My big takeaway from listening to the discussion: building trust for a phenotype definition is hard. There are a near-infinite set of ‘what ifs’ that someone can speculate about, but its not feasible or reasonable to explore all of those rabbitholes. So, in terms of the intended scope here as a peer review, the question shouldn’t be: ‘how or why did you develop the following phenotype algorithm?’ Instead, the question should be: ‘Is this phenotype algorithm - with its estimated measurement error on the evaluated databases - sufficient to produce reliable evidence?’. If the peer review of the empirical evidence provided by the developer determines that it supports the use of the algorithm, then it should be ‘accepted’. The peer review could determine there’s either insufficient evidence provided (e.g. no quantitative assessment by tools like CohortDiagnostics, PheValuator, or some other approach). It’s also possible that the evidence to support the use of the algorithm is not compelling (e.g. the estimated positive predictive value < 20%, the sensitivity < 25%), but here is where I’d prefer for us to establish objective diagnostics with pre-specified decision thresholds for phenotype adequacy determined by the extent to which characterization/estimation/prediction results will be biased by the measurement error, rather than having subjective opinions about how much error is ‘too much’.

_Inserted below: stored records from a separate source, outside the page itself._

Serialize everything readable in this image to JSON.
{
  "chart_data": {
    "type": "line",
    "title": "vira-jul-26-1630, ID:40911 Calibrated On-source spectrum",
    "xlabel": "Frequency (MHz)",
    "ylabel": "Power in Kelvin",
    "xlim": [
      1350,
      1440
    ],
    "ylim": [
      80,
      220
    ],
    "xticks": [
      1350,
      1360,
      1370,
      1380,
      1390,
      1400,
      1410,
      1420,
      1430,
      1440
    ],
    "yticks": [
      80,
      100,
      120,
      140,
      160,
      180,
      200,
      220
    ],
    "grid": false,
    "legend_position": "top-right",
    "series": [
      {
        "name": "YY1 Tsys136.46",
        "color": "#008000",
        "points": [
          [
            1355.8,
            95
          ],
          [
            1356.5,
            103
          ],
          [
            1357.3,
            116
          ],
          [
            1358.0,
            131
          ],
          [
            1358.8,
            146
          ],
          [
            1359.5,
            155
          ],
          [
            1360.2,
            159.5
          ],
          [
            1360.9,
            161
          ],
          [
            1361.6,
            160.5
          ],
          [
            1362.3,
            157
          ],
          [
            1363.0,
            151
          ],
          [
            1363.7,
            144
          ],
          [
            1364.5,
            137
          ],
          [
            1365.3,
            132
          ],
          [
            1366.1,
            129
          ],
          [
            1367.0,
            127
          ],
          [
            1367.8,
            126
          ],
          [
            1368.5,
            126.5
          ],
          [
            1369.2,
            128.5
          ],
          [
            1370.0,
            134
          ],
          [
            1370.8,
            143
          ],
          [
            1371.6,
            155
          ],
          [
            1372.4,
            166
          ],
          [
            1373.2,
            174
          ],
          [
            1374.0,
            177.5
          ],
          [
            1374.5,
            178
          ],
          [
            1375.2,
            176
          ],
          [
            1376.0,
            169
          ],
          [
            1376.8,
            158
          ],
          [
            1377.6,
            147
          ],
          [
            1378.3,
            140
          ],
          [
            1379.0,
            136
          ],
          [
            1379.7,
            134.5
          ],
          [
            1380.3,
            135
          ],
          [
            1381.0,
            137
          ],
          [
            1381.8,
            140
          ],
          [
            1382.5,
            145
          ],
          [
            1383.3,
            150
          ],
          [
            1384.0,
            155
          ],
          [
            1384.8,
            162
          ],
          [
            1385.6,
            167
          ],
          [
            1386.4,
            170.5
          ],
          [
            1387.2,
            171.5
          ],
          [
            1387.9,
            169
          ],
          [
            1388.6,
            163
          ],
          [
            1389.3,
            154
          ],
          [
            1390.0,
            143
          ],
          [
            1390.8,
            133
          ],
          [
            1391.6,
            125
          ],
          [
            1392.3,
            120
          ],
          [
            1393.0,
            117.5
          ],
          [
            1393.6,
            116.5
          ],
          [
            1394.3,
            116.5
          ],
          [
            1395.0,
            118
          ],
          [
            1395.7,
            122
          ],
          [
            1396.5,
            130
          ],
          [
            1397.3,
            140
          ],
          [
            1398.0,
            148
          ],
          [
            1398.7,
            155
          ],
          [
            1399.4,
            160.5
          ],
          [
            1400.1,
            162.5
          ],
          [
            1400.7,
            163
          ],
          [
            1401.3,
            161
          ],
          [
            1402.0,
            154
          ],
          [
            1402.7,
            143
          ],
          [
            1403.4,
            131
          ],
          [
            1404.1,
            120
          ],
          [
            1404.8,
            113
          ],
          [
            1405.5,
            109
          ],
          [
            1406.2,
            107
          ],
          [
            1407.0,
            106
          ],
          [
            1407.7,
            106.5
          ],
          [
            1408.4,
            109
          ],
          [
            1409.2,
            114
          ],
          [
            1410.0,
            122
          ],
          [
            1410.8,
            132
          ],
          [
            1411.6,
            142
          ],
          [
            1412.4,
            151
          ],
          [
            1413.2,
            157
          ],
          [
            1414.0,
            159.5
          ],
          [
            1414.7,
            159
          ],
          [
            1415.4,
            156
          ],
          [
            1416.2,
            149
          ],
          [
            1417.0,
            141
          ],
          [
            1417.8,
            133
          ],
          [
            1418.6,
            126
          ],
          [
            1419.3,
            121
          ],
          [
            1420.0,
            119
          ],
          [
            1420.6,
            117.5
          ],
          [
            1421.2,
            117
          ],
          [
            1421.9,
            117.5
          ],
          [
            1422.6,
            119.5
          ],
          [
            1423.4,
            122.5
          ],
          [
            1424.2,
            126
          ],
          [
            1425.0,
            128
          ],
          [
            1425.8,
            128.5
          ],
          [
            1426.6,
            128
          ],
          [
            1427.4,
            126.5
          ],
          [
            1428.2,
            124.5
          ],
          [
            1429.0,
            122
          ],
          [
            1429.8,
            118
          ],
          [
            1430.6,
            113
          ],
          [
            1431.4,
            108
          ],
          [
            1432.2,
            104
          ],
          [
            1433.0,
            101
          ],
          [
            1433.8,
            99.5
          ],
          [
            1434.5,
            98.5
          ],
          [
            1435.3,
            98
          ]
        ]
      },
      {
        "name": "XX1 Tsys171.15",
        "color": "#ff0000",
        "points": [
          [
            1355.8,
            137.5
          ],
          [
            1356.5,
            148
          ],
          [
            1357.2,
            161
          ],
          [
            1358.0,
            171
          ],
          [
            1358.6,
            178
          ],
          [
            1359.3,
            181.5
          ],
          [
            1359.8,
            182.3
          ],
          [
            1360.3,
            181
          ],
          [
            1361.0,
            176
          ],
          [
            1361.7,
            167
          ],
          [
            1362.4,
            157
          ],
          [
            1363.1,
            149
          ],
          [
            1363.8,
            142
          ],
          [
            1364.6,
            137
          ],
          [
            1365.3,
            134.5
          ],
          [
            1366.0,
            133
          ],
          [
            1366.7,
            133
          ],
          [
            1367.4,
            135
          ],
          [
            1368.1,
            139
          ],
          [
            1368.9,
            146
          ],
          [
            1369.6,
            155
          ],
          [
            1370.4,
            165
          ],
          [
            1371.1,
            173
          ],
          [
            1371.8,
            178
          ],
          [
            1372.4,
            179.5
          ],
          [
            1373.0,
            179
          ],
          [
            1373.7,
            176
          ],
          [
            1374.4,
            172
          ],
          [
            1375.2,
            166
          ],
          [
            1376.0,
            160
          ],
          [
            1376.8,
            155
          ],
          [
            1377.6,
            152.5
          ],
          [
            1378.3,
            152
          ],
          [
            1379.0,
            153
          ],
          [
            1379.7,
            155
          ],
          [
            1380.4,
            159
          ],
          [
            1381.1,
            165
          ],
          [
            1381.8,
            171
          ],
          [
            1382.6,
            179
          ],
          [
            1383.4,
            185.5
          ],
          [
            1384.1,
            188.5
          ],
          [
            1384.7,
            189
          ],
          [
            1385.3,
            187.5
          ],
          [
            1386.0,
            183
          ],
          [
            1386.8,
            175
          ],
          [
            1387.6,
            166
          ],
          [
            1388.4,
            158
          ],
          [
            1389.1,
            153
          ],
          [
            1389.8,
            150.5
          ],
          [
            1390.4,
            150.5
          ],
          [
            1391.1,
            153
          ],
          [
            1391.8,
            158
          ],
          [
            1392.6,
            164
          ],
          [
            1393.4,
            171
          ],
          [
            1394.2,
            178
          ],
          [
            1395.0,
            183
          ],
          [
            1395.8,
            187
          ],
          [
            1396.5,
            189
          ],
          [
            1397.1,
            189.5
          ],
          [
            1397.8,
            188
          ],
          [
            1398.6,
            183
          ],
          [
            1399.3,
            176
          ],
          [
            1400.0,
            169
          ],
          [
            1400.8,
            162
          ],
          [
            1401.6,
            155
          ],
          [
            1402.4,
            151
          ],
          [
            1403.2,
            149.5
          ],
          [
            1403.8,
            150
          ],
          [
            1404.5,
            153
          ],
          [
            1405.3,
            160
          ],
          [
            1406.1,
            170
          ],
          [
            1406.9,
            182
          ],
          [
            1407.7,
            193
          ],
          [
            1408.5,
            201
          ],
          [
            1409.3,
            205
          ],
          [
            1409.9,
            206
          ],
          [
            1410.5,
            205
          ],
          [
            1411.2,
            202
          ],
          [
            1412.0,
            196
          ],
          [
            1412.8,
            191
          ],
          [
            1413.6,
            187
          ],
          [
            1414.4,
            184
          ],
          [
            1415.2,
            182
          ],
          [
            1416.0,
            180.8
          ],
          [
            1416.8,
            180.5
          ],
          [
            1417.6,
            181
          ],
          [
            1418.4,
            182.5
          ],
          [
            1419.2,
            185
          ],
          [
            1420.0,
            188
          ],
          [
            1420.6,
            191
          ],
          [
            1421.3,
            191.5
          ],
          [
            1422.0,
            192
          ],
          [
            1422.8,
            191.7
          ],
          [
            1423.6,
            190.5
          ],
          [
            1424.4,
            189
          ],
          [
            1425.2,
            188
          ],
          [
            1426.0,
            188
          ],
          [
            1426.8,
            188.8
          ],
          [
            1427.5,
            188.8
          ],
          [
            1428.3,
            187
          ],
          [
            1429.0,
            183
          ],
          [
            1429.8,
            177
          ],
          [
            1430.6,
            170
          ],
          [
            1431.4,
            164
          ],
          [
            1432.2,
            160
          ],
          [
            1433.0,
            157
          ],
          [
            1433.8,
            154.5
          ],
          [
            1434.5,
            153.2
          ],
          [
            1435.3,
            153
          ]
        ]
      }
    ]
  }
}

It seems to me a second-order question of ‘can we improve the algorithm further?’, of which the discussion uncovered multiple candidate opportunities for revision, but as @aostropolets , one needs to empirically evaluate those algorithm changes to assess the impact on measurement error before declaring them ‘improvements’ . But definition refinement, with its associated development and evaluation, seems a disjoint effort from peer reviewing an existing phenotype definition.

I’m glad to see our appendicitis phenotype nearing the finish line to be a community-accepted phenotype definition for everyone to have the opportunity to review and re-use in their own evidence generation process. Well done team!

@Gowtham_Rao and @Azza_Shoaibi nicely presented. I’d use this phenotype! My only ‘what-if’ is not going to be some clinical rabbit hole but a data what-if we had greater data linkage across time to better capture those distant past appendectomies to further exclude from denominators those not at risk. Only really important for incidence evaluations. Likely totally non-differential in our comparative cohort studies.

If only every clinical condition was this clear cut; problem with the organ, cut it out all acute and well defined. Imagine depression if it was acute, cut out that part of the brain that makes one depressed life would be so easy to compute phenotypes. I know there are probably several interested in cutting a part of my brain out!